Our student remembered how to deal with a knife threat from behind at the throat, and this was the most familiar position that he could reference. At this point, given the different nature of weapons, you can imagine how this concept can create substantial risk. Treating a handgun like an edged weapon or vice versa can be dangerous. In this case, managing the line of fire, our student was able to quickly mount a defense.
Without spoiling the story, the fight went–as they often do–well off script. In the end, our student not only acquired the handgun, but he was able to fire the weapon at his attacker – hitting him once in the low center mass. Look for the full story and video soon!
Let’s get back to the concept at hand: moving to a position of familiarity. Essentially, I teach this concept in two very different environments. First, I teach this concept in level one and level two classes with the purpose of freeing the students from a singe mindedness that tends to trap them into a narrow range of responses as (1) drills become more active and/or complex and (2) as training partners better simulate resistive attackers – requiring access to a broader set of defensive responses.

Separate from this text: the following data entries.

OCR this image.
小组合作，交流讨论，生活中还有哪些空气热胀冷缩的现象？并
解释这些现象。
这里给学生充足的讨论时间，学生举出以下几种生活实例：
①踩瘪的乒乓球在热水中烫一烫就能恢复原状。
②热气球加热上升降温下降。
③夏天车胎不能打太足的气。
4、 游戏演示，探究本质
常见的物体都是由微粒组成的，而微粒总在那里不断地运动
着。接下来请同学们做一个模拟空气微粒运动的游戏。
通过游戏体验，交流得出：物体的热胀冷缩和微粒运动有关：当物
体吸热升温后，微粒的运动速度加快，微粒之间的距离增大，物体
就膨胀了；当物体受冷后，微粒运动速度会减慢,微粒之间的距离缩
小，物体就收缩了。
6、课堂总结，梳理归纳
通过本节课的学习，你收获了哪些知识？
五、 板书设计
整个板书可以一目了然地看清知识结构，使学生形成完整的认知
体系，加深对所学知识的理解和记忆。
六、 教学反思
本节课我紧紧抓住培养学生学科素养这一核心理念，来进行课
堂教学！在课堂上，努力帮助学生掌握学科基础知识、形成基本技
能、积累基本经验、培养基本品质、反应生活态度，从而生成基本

In general, when these drills are introduced, students either (1) bail out of the drill or technique thinking they’ve failed, or (2) students continue to attempt to apply a defensive concept that is no longer effective as the drill or technique or danger has changed due to the active and resistive attackers’ responses.
In short, if you train a student to be hammer, everything will look like a nail. But what happens when a hammer is the wrong tool for the job? People fail. It’s that simple. The concept of moving to a position of familiarity was born from a need to develop more freedom in students’ responses as the danger changes form in the moment.
An easy way to start this process is to watch where the break points are in a drill – where are most of the students failing? Then ask the students to get into that position and ask them to slowly work their way out.
Each student will begin to move and often quickly find the closest (or if you will, nearest position of familiarity). As they work, ask the students to feel their way through the process slowly. I describe the process as follows: (1) work through the danger, (2) keep moving slowly, (3) as you move, feel that you are nearing a familiar position (the operative word is feel), (4) when you get close, seize the initiative, and move to the familiar position. This works especially well in standing grappling positions and with control positions.
As a metaphor, think of taking a road trip in which you exit the highway (your familiar technique) to fill up your truck at gas station (an emerging danger). The gas station is off the beaten path, and it’s dark outside. When you leave, you exit a different direction and the road you came in on doesn’t connect with your exit.
Forget about GPS, you’re going to have to navigate back to the highway using two lane roads. You do this by feel. Driving back toward the direction you feel you’ve come from initially. You keep driving (keep fighting) and hold out faith that you’ll find your way back. When you get a glimpse of the highway, you automatically speed up and make a b-line for the open road (the familiar position from which you’ve trained to fight many times before).
Don’t worry if this doesn’t make sense to you at first. It’s not difficult to poke intellectual holes in this method, but when properly applied, it works (and gives your students the freedom to follow their own feelings in the moment instead of a static script).
The second environment in which I apply this method is with highly advanced training that usually entails weapons training and active resistance. As the drills you develop become more complex, dangerous, and reactive, your advanced students will need to learn this method.
In this case, the method must be combined with an understanding of the nature of the weapons. For instance, juxtapose an edged weapon with a handgun.
The edged weapon can stab, slash, and cleave the flesh, but it must be in motion to do so. A handgun in motion is a recipe for missing the target and renders the weapon nearly useless.
The edged weapon is designed to be effective by creating a substantial loss of blood, while a handgun generates systemic shock.
Grabbing an edged weapon is not productive and does not render it less effective, while grabbing a handgun can be a highly effective defense.
An edged weapon does not run out of ammo and does not suffer malfunctions like a handgun might.
An edged weapon takes no strength to wield and can change direction at any time while remaining highly effective, but a handgun requires some strength to hold on target and must not change directions to hit specific targets.
An edged weapon is, in general, an ultra close range weapon, and a handgun is a close range weapon.
I digress… we could go on and on, but you get the idea. Given these differences, moving to the closest or nearest position of familiarity may or may not be a good idea. Consider that the method I’m teaching includes an implied word – VIABLE.
If you move to the nearest position of familiarity, given a strong understanding of the present danger, you will in essence be moving to the nearest VIABLE position of familiarity. If it suits you, substitute the word EFFECTIVE for VIABLE. Whatever you do, use the implied words to guide your thinking. When you teach, make these points explicitly with your students.
As you consider these issues, the realities must be built into your understanding to allow safe access to this method of moving to a position of familiarity as you transition to address changing and ongoing danger.
Before you introduce these concepts into your training curriculum, thoroughly study and develop your own thoughtful approach to this method. Without a deep understanding, this method isn’t worth implementing and won’t make your students safer.